The Militant(logo) 
    Vol.61/No.12           March 24, 1997 
 
 
Oppose Racism, Sexism In Army  
It should come as no surprise that in investigating charges of rape and sexual abuse of female recruits at U.S. Army training camps, military officials have overwhelmingly targeted Black drill sergeants. At the Aberdeen Proving Ground in Maryland, where the charges of widespread sexual abuse first erupted, all of the officers criminally charged to date are Black.

On March 11, five women who trained at Aberdeen said that Army investigators attempted to bully and badger them into accusing their military superiors of rape. They said the military brass used threats and coercion to get the desired response to their questions.

Racism is a fundamental feature of class oppression in the United States. It permeates all the institutions of capitalist society, including the military. From the time that George Washington's order instructing recruiters "not to enlist Negroes" was overturned, Blacks have played a major role in the history of the U.S. armed forces. Many fought and died in the two world imperialist slaughters, touted as wars for democracy by the U.S. rulers. At the same time lynchings and race riots against Blacks at home were rampant. Military units were subject to official Jim Crow segregation until 1954, and de facto segregation for much longer.

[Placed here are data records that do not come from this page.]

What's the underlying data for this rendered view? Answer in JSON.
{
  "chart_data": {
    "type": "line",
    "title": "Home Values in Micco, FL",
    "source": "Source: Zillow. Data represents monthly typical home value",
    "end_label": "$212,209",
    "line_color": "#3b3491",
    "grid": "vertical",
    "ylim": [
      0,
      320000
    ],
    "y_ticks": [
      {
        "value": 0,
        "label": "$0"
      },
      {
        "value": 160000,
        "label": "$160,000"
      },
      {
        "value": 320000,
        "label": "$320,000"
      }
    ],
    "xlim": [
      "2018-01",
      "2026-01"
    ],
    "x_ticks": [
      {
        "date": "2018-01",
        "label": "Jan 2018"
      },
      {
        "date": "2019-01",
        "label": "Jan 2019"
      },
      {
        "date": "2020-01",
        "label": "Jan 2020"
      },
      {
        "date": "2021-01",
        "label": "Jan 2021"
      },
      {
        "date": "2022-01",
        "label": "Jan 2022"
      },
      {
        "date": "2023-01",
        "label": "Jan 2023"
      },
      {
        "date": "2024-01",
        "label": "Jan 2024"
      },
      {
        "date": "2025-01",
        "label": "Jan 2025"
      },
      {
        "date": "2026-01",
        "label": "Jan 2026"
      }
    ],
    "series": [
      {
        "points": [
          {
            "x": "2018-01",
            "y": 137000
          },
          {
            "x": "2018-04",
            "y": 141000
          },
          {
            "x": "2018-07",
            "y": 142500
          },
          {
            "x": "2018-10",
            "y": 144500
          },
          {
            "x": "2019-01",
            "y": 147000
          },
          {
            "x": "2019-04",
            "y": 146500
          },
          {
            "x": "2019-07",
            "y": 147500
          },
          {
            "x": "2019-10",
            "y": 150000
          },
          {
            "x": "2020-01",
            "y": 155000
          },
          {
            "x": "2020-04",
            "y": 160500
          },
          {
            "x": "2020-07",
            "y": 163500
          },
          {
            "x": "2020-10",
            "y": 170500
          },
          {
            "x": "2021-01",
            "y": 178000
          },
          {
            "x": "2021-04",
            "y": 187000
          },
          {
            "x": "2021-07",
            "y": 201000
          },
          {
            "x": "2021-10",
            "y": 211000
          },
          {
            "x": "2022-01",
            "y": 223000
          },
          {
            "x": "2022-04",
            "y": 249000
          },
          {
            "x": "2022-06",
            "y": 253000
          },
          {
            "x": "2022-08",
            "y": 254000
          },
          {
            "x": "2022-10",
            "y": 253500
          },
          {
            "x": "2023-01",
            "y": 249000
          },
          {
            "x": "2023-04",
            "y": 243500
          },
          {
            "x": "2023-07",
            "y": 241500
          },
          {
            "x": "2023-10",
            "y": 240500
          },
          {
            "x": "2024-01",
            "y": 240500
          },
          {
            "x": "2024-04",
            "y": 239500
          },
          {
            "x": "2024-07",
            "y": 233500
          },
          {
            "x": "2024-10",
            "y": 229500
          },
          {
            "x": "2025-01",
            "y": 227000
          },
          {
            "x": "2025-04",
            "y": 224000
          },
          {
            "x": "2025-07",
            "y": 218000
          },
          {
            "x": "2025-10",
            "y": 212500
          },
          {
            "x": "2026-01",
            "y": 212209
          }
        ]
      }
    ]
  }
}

In 1972, the NAACP's Task Force Report on Administration of Military Justice reported that, "systematic racial discrimination exists throughout the Armed Forces and in the Military Justice system." Black youth join the military in hopes of obtaining job training and education, but are disproportionately pushed into serving as cannon fodder for the imperialist army. Today, Blacks make up 27 percent of the Army, more than double the percentage of the U.S. population that is Black.

While accusing Army investigators of pressuring them to make false rape charges - including threatening them with prosecution for alleged consensual sex - the five women who spoke out also made clear that sexual harassment and abuse in the military is a reality. Although they themselves had not been raped at Aberdeen, other women had.

For decades the U.S. military brass has been responsible for some of the largest-scale prostitution around the world in the areas surrounding Washington's military bases. The degradation of women bred and perpetuated by capitalist society, which gets a particular vicious twist in an imperialist army, including taking the form of the abuse of enlisted women.

By standing up and fighting, through the civil rights and women's liberation movements, Blacks and women have won substantial gains against discrimination, including in the military.

Fighting to defend affirmative action and the other gains of these struggles is essential to maintaining and advancing those gains. At the same time working people should demand a full investigation of all the sexual abuse complaints, oppose any racist discrimination in prosecution of the charges, and condemn the attempts to coerce testimony.